Here's a dead-simple flakiness detector using the GitHub API. Run it as a nightly workflow:
# scripts/detect_flaky_jobs.py
import os, json
from collections import defaultdict
import urllib.request
REPO = os.environ["GITHUB_REPOSITORY"]
TOKEN = os.environ["GITHUB_TOKEN"]
def gh_get(path):
req = urllib.request.Request(
f"https://api.github.com{path}",
headers={"Authorization": f"Bearer {TOKEN}", "Accept": "application/vnd.github+json"}
)
with urllib.request.urlopen(req) as r:
return json.loads(r.read())
# Grab last 100 workflow runs on main
runs = gh_get(f"/repos/{REPO}/actions/runs?branch=main&per_page=100")["workflow_runs"]
job_outcomes = defaultdict(list)
for run in runs:
jobs = gh_get(f"/repos/{REPO}/actions/runs/{run['id']}/jobs")["jobs"]
for job in jobs:
if job["conclusion"] in ("success", "failure"):
job_outcomes[job["name"]].append(job["conclusion"])
print("=== Flaky Job Report ===")
for name, outcomes in job_outcomes.items():
total = len(outcomes)
failures = outcomes.count("failure")
rate = failures / total
if 0.05 < rate < 0.5: # 5-50% failure = flaky (not broken)
print(f" FLAKY {name}: {rate:.0%} failure rate ({failures}/{total} runs)")
elif rate >= 0.5:
print(f" BROKEN {name}: {rate:.0%} failure rate — investigate immediately")
Run this nightly and post the output to a Slack channel. The first time it fires you will discover jobs that have been silently flaky for months.
The Dashboard You Actually Need
Stop building dashboards from scratch. Here's the minimum viable setup:
- Grafana + Prometheus (or Grafana Cloud free tier) — scrape a pushgateway that your workflow steps push to.
- Three panels on the homepage:
- P50/P95/P99 build duration per job (last 7 days, compared to prior 7 days)
- Failure rate by job, last 30 days
- Queue wait time trend
- One alert: P95 build time on
mainincreases by more than 20% week-over-week. This catches creeping slowdowns before they become emergencies.
At Cubet, adding these three panels surfaced something embarrassing immediately: our lint job was consistently the slowest step in the pipeline — slower than the full test suite — because nobody had noticed the ESLint config had grown to check 40,000 lines on every PR. Thirty minutes of refactoring later, the job went from 7 minutes to 45 seconds.
The Mindset Shift
The biggest obstacle to pipeline observability isn't tooling — it's the assumption that pipelines are infrastructure rather than software. Nobody thinks twice about adding request latency dashboards to an API. But the pipeline that deploys that API runs uninstrumented.

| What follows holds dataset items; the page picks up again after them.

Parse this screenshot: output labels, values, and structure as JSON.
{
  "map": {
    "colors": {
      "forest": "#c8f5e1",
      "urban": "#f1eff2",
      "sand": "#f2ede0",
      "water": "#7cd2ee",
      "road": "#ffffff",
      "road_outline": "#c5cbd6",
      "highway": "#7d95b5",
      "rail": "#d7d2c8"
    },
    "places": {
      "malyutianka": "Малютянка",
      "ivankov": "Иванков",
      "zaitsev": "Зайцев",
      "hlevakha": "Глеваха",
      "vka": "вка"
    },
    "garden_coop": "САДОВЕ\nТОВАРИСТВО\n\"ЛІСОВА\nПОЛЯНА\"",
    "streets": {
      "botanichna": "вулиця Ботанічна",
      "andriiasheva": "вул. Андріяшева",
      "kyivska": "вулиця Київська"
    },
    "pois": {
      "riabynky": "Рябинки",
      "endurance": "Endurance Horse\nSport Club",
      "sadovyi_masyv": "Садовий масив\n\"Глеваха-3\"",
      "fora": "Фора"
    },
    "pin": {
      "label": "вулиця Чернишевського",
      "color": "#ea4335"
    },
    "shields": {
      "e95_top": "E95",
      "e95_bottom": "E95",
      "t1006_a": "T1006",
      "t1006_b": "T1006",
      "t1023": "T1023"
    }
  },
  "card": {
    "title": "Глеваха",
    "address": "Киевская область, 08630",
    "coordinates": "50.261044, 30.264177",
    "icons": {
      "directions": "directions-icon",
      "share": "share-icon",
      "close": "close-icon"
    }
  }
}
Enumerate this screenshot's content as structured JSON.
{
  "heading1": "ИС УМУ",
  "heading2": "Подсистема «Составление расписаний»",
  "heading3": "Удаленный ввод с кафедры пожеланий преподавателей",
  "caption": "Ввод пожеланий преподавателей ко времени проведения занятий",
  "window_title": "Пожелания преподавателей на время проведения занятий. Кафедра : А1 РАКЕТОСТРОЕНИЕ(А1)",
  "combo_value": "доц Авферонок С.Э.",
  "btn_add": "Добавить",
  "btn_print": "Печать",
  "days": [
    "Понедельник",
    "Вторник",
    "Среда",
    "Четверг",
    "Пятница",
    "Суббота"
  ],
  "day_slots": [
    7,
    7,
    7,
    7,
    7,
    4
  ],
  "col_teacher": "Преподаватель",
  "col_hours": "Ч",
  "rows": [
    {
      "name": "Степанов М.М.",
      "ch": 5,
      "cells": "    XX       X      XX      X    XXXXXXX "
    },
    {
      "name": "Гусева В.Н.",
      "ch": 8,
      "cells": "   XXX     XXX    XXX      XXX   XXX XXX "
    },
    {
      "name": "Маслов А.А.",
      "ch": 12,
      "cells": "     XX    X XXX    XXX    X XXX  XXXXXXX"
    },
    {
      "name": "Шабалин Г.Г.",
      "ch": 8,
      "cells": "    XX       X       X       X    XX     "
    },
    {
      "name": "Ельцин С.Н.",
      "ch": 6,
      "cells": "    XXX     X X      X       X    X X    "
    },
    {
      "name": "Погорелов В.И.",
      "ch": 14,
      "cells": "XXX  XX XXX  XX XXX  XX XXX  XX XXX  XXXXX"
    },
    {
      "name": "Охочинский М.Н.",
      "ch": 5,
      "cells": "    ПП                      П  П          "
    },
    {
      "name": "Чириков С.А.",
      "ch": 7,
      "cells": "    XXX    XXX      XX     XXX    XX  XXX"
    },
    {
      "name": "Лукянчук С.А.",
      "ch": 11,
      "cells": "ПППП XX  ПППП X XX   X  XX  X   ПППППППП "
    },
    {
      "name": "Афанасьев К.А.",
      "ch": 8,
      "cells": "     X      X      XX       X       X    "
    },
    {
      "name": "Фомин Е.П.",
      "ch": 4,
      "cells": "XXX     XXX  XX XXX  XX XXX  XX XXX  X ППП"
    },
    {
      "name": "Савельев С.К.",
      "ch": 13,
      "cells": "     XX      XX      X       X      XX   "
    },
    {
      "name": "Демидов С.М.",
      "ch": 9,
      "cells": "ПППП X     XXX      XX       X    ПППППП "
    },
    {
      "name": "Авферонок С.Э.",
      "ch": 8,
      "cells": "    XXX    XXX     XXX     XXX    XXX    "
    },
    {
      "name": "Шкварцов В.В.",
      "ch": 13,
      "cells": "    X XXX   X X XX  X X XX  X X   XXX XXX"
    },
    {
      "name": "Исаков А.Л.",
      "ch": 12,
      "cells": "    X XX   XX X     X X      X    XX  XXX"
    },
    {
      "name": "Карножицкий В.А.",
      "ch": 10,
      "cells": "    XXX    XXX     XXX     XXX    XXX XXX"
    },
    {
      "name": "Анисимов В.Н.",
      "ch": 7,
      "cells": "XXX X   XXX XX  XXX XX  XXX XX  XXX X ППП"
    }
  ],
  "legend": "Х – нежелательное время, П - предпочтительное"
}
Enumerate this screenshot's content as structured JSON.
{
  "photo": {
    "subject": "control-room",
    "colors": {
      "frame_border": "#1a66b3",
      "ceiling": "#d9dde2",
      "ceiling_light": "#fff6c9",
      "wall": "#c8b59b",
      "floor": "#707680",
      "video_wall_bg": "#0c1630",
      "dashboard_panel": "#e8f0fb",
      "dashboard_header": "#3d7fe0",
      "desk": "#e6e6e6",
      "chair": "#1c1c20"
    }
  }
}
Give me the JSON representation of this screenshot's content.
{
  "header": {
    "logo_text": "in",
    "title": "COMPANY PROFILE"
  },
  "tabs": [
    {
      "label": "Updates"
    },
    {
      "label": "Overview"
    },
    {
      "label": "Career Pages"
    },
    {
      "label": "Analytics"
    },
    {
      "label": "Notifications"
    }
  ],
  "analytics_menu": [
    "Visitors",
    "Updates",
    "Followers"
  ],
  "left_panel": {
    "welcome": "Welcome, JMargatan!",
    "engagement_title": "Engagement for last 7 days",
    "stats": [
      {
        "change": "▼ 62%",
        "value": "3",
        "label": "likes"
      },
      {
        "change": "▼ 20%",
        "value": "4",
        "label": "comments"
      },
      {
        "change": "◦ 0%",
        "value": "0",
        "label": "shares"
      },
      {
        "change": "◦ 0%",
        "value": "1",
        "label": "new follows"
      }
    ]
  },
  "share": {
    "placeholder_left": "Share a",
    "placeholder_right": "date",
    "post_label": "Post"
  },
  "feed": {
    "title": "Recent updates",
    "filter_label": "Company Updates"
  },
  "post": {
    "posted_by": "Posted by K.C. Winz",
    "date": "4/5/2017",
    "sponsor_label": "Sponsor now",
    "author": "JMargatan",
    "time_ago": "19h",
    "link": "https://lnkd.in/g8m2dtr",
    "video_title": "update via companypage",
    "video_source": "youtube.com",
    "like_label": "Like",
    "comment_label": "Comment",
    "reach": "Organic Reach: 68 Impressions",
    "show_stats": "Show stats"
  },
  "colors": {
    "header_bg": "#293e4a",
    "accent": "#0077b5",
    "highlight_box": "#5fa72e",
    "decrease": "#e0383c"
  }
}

Flip the mental model: your CI/CD pipeline has SLOs too. Maybe it's "P95 PR build under 10 minutes" and "deploy to production under 5 minutes post-merge." Define them, measure them, alert on them.
When pipelines are observable, two things happen almost immediately: slow jobs get fixed (because now you can see them), and engineers stop reflexively hitting "re-run" on flaky jobs (because now you can prove the flakiness and fix the root cause).
The pipeline is your deployment path to production. You wouldn't run production blind. Don't run your pipeline blind either.
Where to start: Add an if: always() step to your most-used workflow that logs job duration and outcome somewhere queryable. Even a GitHub Gist updated by a curl call is better than nothing. Once the data exists, the dashboards follow naturally.
What does your pipeline's P95 build time look like right now? If you don't know, that's the first metric to instrument.